The report, commissioned by Openreach, also reveals that a nationwide rollout would also allow more than 14,000 people in the North East to expand the hours they are able to work if they wanted. And helping carers, parents and over-65s to access employment could contribute just over £1 billon in gross value added to the North East economy.
Robert Thorburn commented: “This report illustrates just how game-changing the roll out of Full Fibre broadband across the North East’s rural and remote communities could be.
“The pandemic has reinforced public recognition of the importance of high-quality broadband and we’re clear that fibre has a significant part to play in the region’s recovery.
“The Cebr findings show accelerating the build would pay huge dividends to the North East economy as a whole and be instrumental in bringing people back into the workforce who haven’t previously had the ability to navigate other commitments or find opportunities in their local area.
“Cebr’s previous research explained the economic windfall in store for the UK with a nationwide upgrade – including a £59 billion boost to productivity - £1.7bn of this in the North East. And this updated report highlights how Full Fibre can help to level up the UK, bringing up to nearly 40,000 people back into the workforce in our region. With the challenges our region currently faces, this an opportunity we can’t afford to ignore.”
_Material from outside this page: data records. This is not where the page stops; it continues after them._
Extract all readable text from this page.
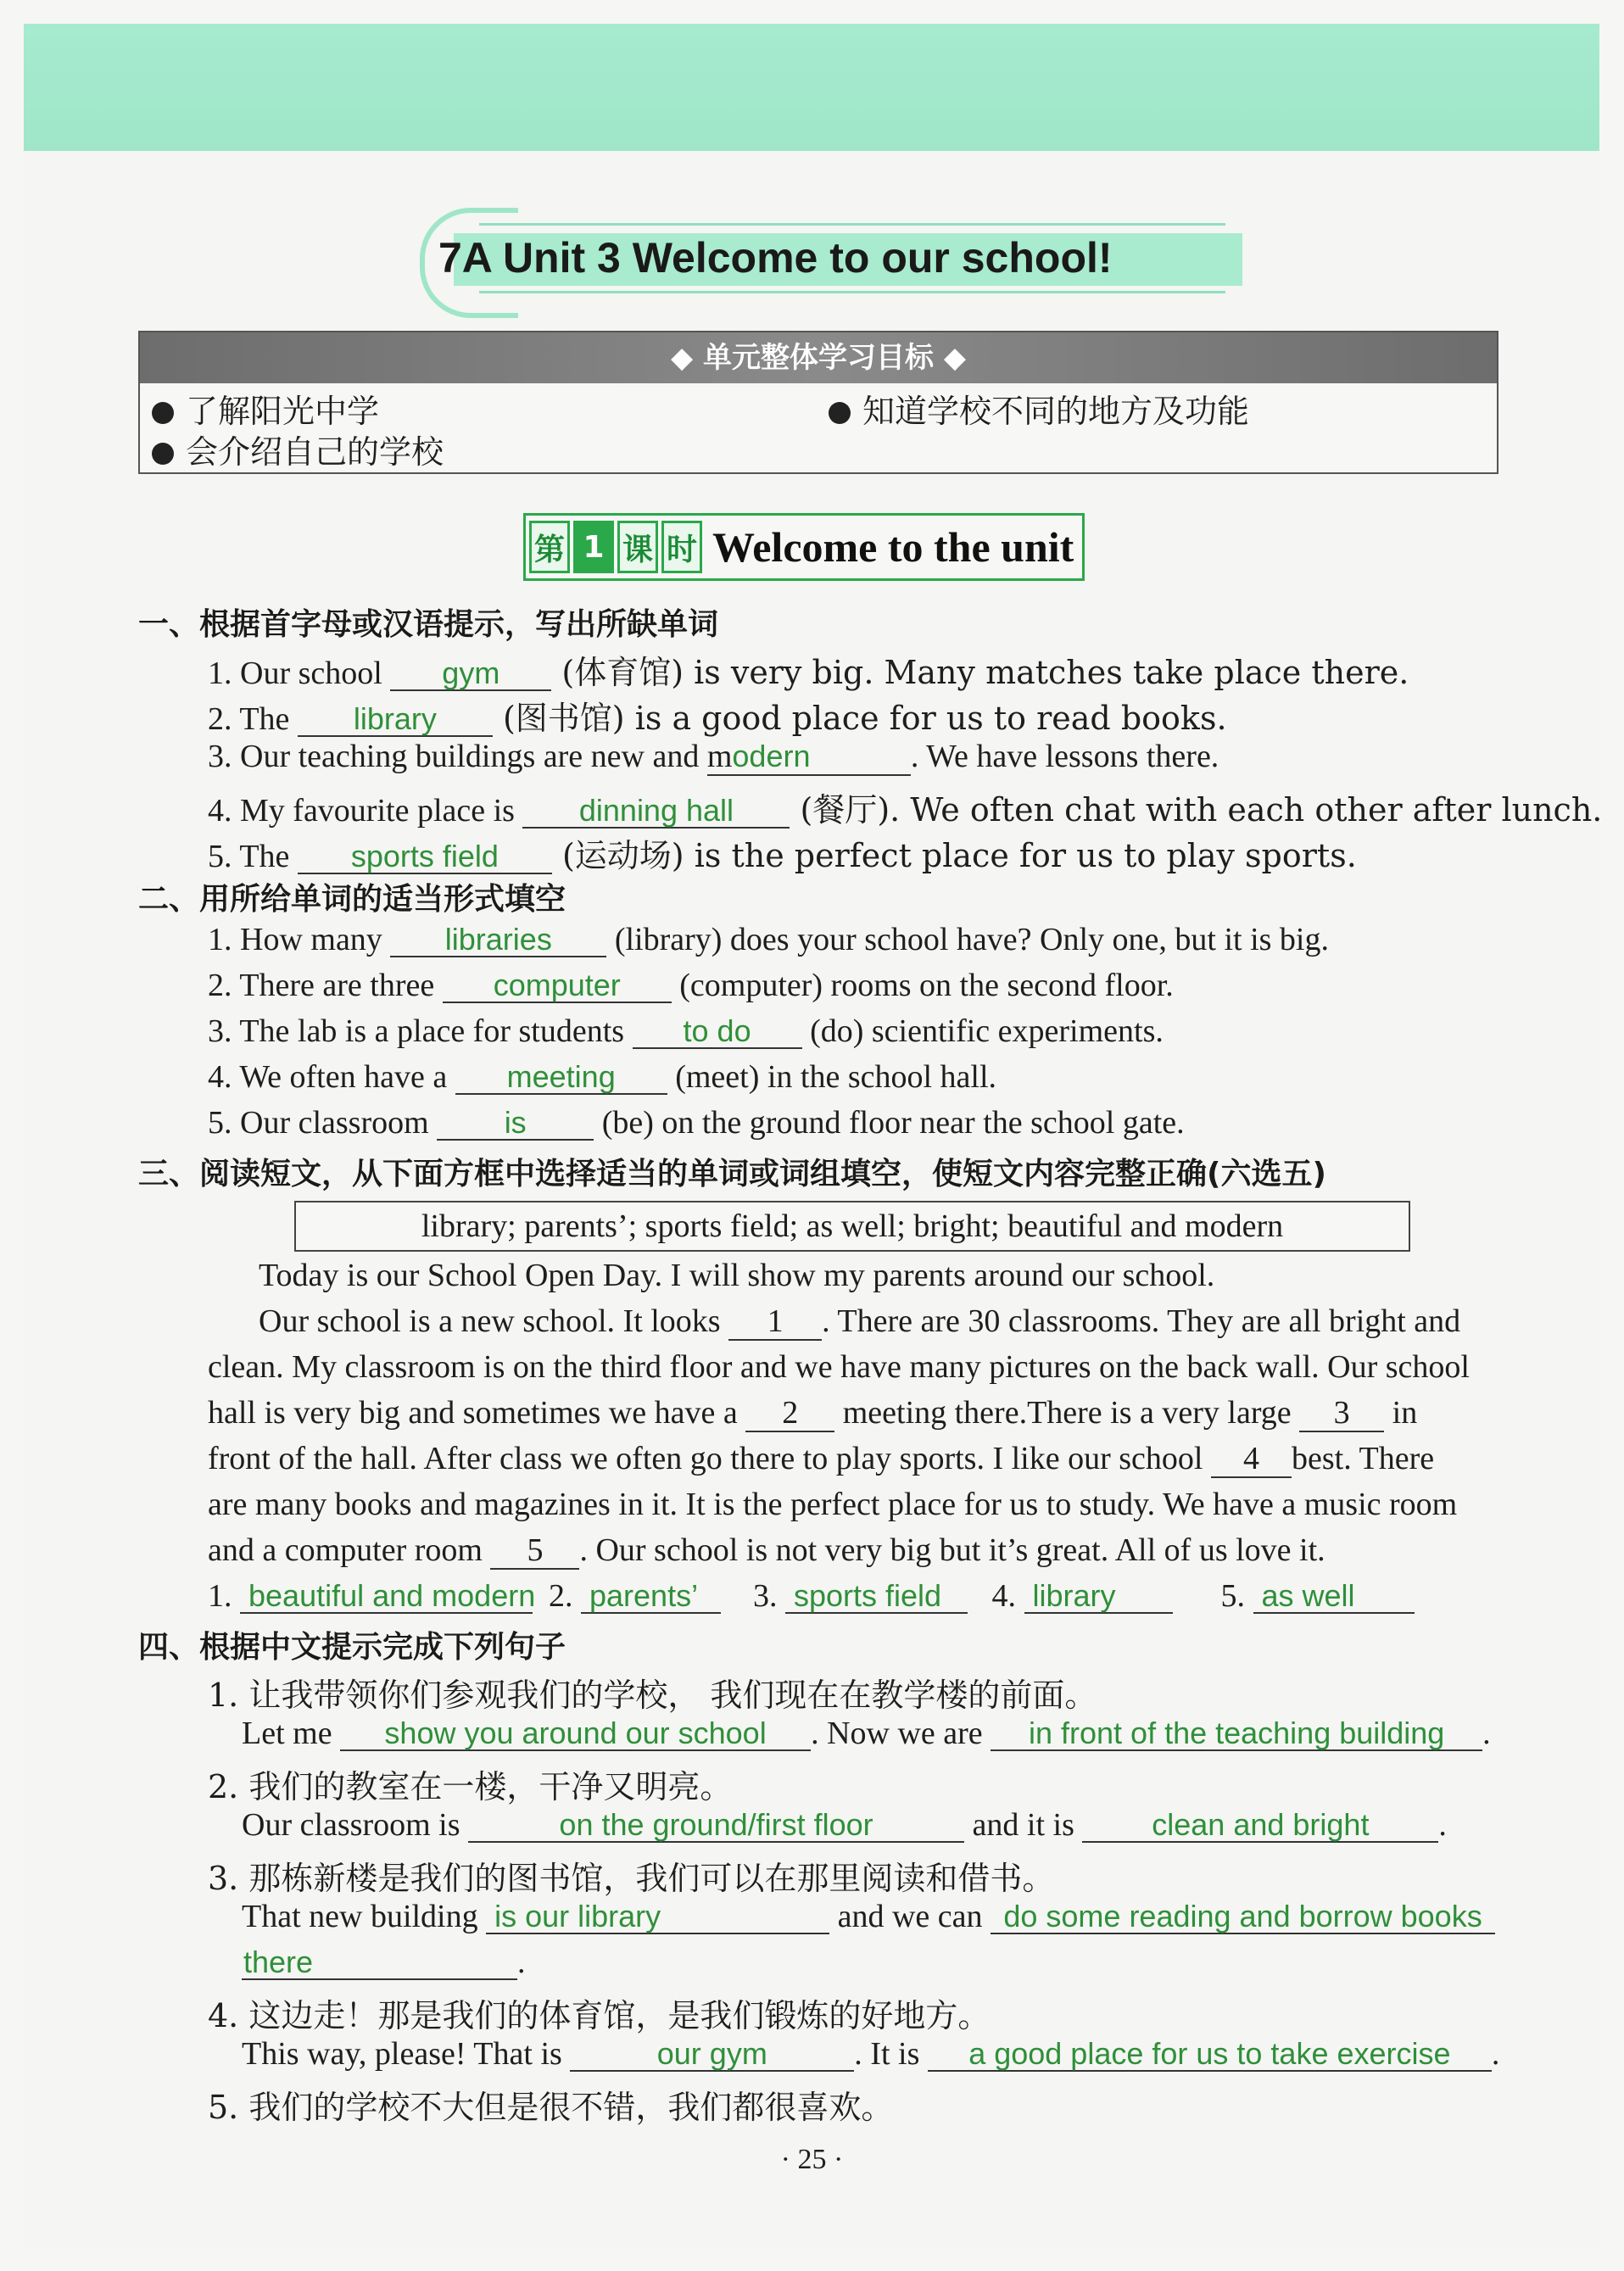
7A Unit 3 Welcome to our school!
◆ 单元整体学习目标 ◆
了解阳光中学	知道学校不同的地方及功能
会介绍自己的学校
第 1 课 时 Welcome to the unit
一、根据首字母或汉语提示，写出所缺单词
1. Our school gym (体育馆) is very big. Many matches take place there.
2. The library (图书馆) is a good place for us to read books.
3. Our teaching buildings are new and modern	. We have lessons there.
4. My favourite place is dinning hall (餐厅). We often chat with each other after lunch.
5. The sports field (运动场) is the perfect place for us to play sports.
二、用所给单词的适当形式填空
1. How many libraries (library) does your school have? Only one, but it is big.
2. There are three computer (computer) rooms on the second floor.
3. The lab is a place for students to do (do) scientific experiments.
4. We often have a meeting (meet) in the school hall.
5. Our classroom is (be) on the ground floor near the school gate.
三、阅读短文，从下面方框中选择适当的单词或词组填空，使短文内容完整正确(六选五)
library; parents’; sports field; as well; bright; beautiful and modern
Today is our School Open Day. I will show my parents around our school.
Our school is a new school. It looks 1 . There are 30 classrooms. They are all bright and
clean. My classroom is on the third floor and we have many pictures on the back wall. Our school
hall is very big and sometimes we have a 2 meeting there.There is a very large 3 in
front of the hall. After class we often go there to play sports. I like our school 4 best. There
are many books and magazines in it. It is the perfect place for us to study. We have a music room
and a computer room 5 . Our school is not very big but it’s great. All of us love it.
1. beautiful and modern 2. parents’ 3. sports field 4. library	5. as well
四、根据中文提示完成下列句子
1. 让我带领你们参观我们的学校， 我们现在在教学楼的前面。
Let me show you around our school . Now we are in front of the teaching building .
2. 我们的教室在一楼，干净又明亮。
Our classroom is	on the ground/first floor	and it is clean and bright .
3. 那栋新楼是我们的图书馆，我们可以在那里阅读和借书。
That new building is our library	and we can do some reading and borrow books
there	.
4. 这边走！那是我们的体育馆，是我们锻炼的好地方。
This way, please! That is	our gym	. It is a good place for us to take exercise .
5. 我们的学校不大但是很不错，我们都很喜欢。
· 25 ·
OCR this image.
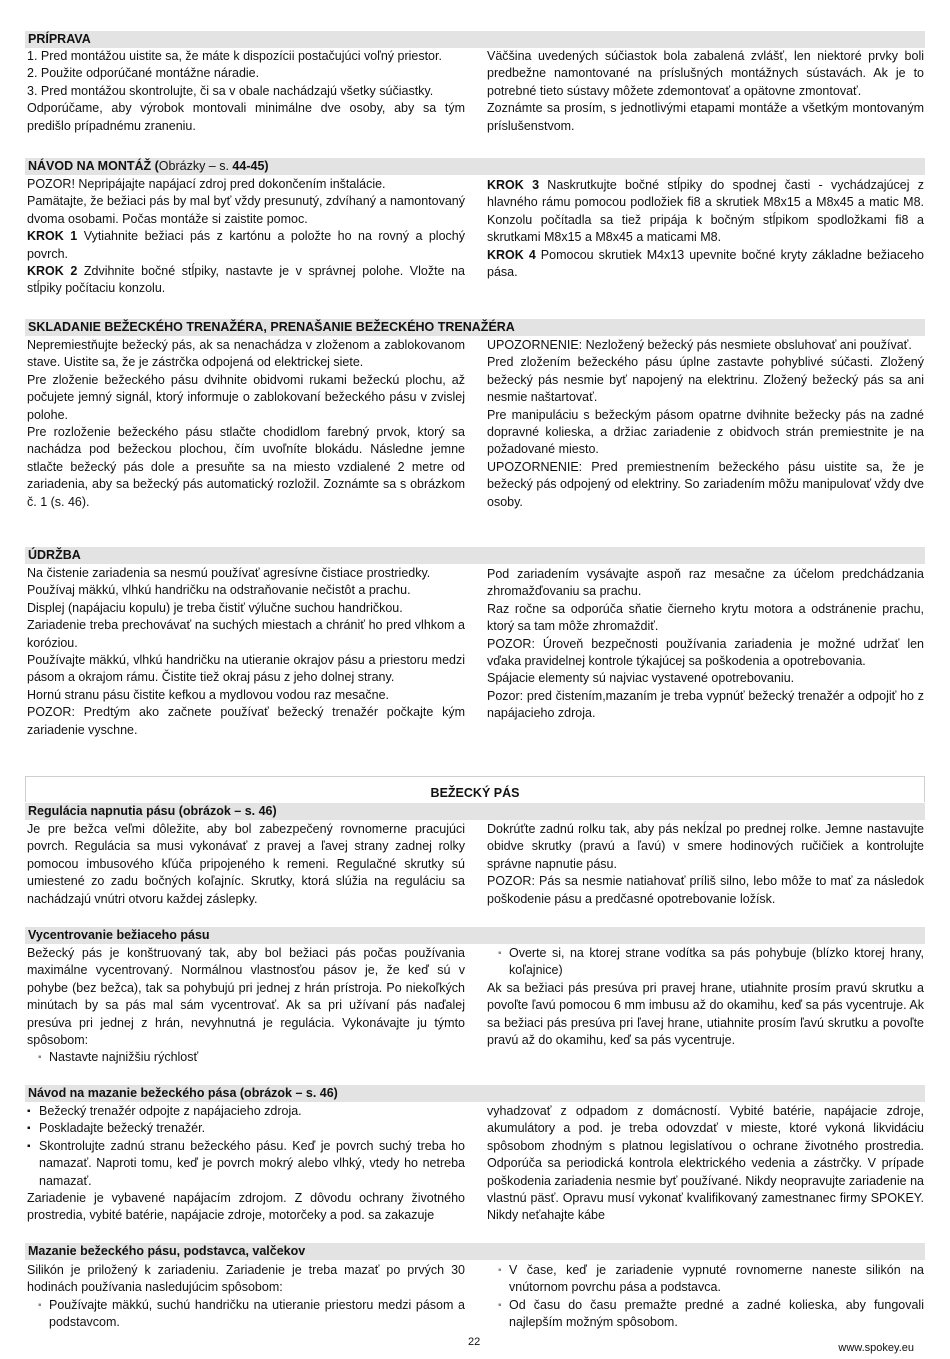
PRÍPRAVA

1. Pred montážou uistite sa, že máte k dispozícii postačujúci voľný priestor.

2. Použite odporúčané montážne náradie.

3. Pred montážou skontrolujte, či sa v obale nachádzajú všetky súčiastky.

Odporúčame, aby výrobok montovali minimálne dve osoby, aby sa tým predišlo prípadnému zraneniu.

Väčšina uvedených súčiastok bola zabalená zvlášť, len niektoré prvky boli predbežne namontované na príslušných montážnych sústavách. Ak je to potrebné tieto sústavy môžete zdemontovať a opätovne zmontovať.

Zoznámte sa prosím, s jednotlivými etapami montáže a všetkým montovaným príslušenstvom.

NÁVOD NA MONTÁŽ (Obrázky – s. 44-45)

POZOR! Nepripájajte napájací zdroj pred dokončením inštalácie.

Pamätajte, že bežiaci pás by mal byť vždy presunutý, zdvíhaný a namontovaný dvoma osobami. Počas montáže si zaistite pomoc.

KROK 1 Vytiahnite bežiaci pás z kartónu a položte ho na rovný a plochý povrch.

KROK 2 Zdvihnite bočné stĺpiky, nastavte je v správnej polohe. Vložte na stĺpiky počítaciu konzolu.

KROK 3 Naskrutkujte bočné stĺpiky do spodnej časti - vychádzajúcej z hlavného rámu pomocou podložiek fi8 a skrutiek M8x15 a M8x45 a matic M8. Konzolu počítadla sa tiež pripája k bočným stĺpikom spodložkami fi8 a skrutkami M8x15 a M8x45 a maticami M8.

KROK 4 Pomocou skrutiek M4x13 upevnite bočné kryty základne bežiaceho pása.

SKLADANIE BEŽECKÉHO TRENAŽÉRA, PRENAŠANIE BEŽECKÉHO TRENAŽÉRA

Nepremiestňujte bežecký pás, ak sa nenachádza v zloženom a zablokovanom stave. Uistite sa, že je zástrčka odpojená od elektrickej siete.

Pre zloženie bežeckého pásu dvihnite obidvomi rukami bežeckú plochu, až počujete jemný signál, ktorý informuje o zablokovaní bežeckého pásu v zvislej polohe.

Pre rozloženie bežeckého pásu stlačte chodidlom farebný prvok, ktorý sa nachádza pod bežeckou plochou, čím uvoľníte blokádu. Následne jemne stlačte bežecký pás dole a presuňte sa na miesto vzdialené 2 metre od zariadenia, aby sa bežecký pás automatický rozložil. Zoznámte sa s obrázkom č. 1 (s. 46).

UPOZORNENIE: Nezložený bežecký pás nesmiete obsluhovať ani používať.

Pred zložením bežeckého pásu úplne zastavte pohyblivé súčasti. Zložený bežecký pás nesmie byť napojený na elektrinu. Zložený bežecký pás sa ani nesmie naštartovať.

Pre manipuláciu s bežeckým pásom opatrne dvihnite bežecky pás na zadné dopravné kolieska, a držiac zariadenie z obidvoch strán premiestnite je na požadované miesto.

UPOZORNENIE: Pred premiestnením bežeckého pásu uistite sa, že je bežecký pás odpojený od elektriny. So zariadením môžu manipulovať vždy dve osoby.

ÚDRŽBA

Na čistenie zariadenia sa nesmú používať agresívne čistiace prostriedky.

Používaj mäkkú, vlhkú handričku na odstraňovanie nečistôt a prachu.

Displej (napájaciu kopulu) je treba čistiť výlučne suchou handričkou.

Zariadenie treba prechovávať na suchých miestach a chrániť ho pred vlhkom a koróziou.

Používajte mäkkú, vlhkú handričku na utieranie okrajov pásu a priestoru medzi pásom a okrajom rámu. Čistite tiež okraj pásu z jeho dolnej strany.

Hornú stranu pásu čistite kefkou a mydlovou vodou raz mesačne.

POZOR: Predtým ako začnete používať bežecký trenažér počkajte kým zariadenie vyschne.

Pod zariadením vysávajte aspoň raz mesačne za účelom predchádzania zhromažďovaniu sa prachu.

Raz ročne sa odporúča sňatie čierneho krytu motora a odstránenie prachu, ktorý sa tam môže zhromaždiť.

POZOR: Úroveň bezpečnosti používania zariadenia je možné udržať len vďaka pravidelnej kontrole týkajúcej sa poškodenia a opotrebovania.

Spájacie elementy sú najviac vystavené opotrebovaniu.

Pozor: pred čistením,mazaním je treba vypnúť bežecký trenažér a odpojiť ho z napájacieho zdroja.

BEŽECKÝ PÁS
Regulácia napnutia pásu (obrázok – s. 46)

Je pre bežca veľmi dôležite, aby bol zabezpečený rovnomerne pracujúci povrch. Regulácia sa musi vykonávať z pravej a ľavej strany zadnej rolky pomocou imbusového kľúča pripojeného k remeni. Regulačné skrutky sú umiestené zo zadu bočných koľajníc. Skrutky, ktorá slúžia na reguláciu sa nachádzajú vnútri otvoru každej záslepky.

Dokrúťte zadnú rolku tak, aby pás nekĺzal po prednej rolke. Jemne nastavujte obidve skrutky (pravú a ľavú) v smere hodinových ručičiek a kontrolujte správne napnutie pásu.

POZOR: Pás sa nesmie natiahovať príliš silno, lebo môže to mať za následok poškodenie pásu a predčasné opotrebovanie ložísk.

Vycentrovanie bežiaceho pásu

Bežecký pás je konštruovaný tak, aby bol bežiaci pás počas používania maximálne vycentrovaný. Normálnou vlastnosťou pásov je, že keď sú v pohybe (bez bežca), tak sa pohybujú pri jednej z hrán prístroja. Po niekoľkých minútach by sa pás mal sám vycentrovať. Ak sa pri užívaní pás naďalej presúva pri jednej z hrán, nevyhnutná je regulácia. Vykonávajte ju týmto spôsobom:

▪ Nastavte najnižšiu rýchlosť

▪ Overte si, na ktorej strane vodítka sa pás pohybuje (blízko ktorej hrany, koľajnice)

Ak sa bežiaci pás presúva pri pravej hrane, utiahnite prosím pravú skrutku a povoľte ľavú pomocou 6 mm imbusu až do okamihu, keď sa pás vycentruje. Ak sa bežiaci pás presúva pri ľavej hrane, utiahnite prosím ľavú skrutku a povoľte pravú až do okamihu, keď sa pás vycentruje.

Návod na mazanie bežeckého pása (obrázok – s. 46)

▪ Bežecký trenažér odpojte z napájacieho zdroja.

▪ Poskladajte bežecký trenažér.

▪ Skontrolujte zadnú stranu bežeckého pásu. Keď je povrch suchý treba ho namazať. Naproti tomu, keď je povrch mokrý alebo vlhký, vtedy ho netreba namazať.

Zariadenie je vybavené napájacím zdrojom. Z dôvodu ochrany životného prostredia, vybité batérie, napájacie zdroje, motorčeky a pod. sa zakazuje

vyhadzovať z odpadom z domácností. Vybité batérie, napájacie zdroje, akumulátory a pod. je treba odovzdať v mieste, ktoré vykoná likvidáciu spôsobom zhodným s platnou legislatívou o ochrane životného prostredia. Odporúča sa periodická kontrola elektrického vedenia a zástrčky. V prípade poškodenia zariadenia nesmie byť používané. Nikdy neopravujte zariadenie na vlastnú päsť. Opravu musí vykonať kvalifikovaný zamestnanec firmy SPOKEY. Nikdy neťahajte kábe

Mazanie bežeckého pásu, podstavca, valčekov

Silikón je priložený k zariadeniu. Zariadenie je treba mazať po prvých 30 hodinách používania nasledujúcim spôsobom:

▪ Používajte mäkkú, suchú handričku na utieranie priestoru medzi pásom a podstavcom.

▪ V čase, keď je zariadenie vypnuté rovnomerne naneste silikón na vnútornom povrchu pása a podstavca.

▪ Od času do času premažte predné a zadné kolieska, aby fungovali najlepším možným spôsobom.

22	www.spokey.eu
Openreach is investing millions of pounds on a Full Fibre rollout to more than a dozen locations in the region, including several in the hard-to-reach ‘final third’. In December last year, Openreach announced it was creating 2,500 new roles and an estimated 2,800 roles with partners to support the UK-wide Full Fibre build, including around 50 new roles in the North East. Openreach already employs more than 34,500 people, including more than 25,000 engineers who build, maintain and connect customers to its nationwide broadband network. Of these, more than 1,100 live and/or work in the North East.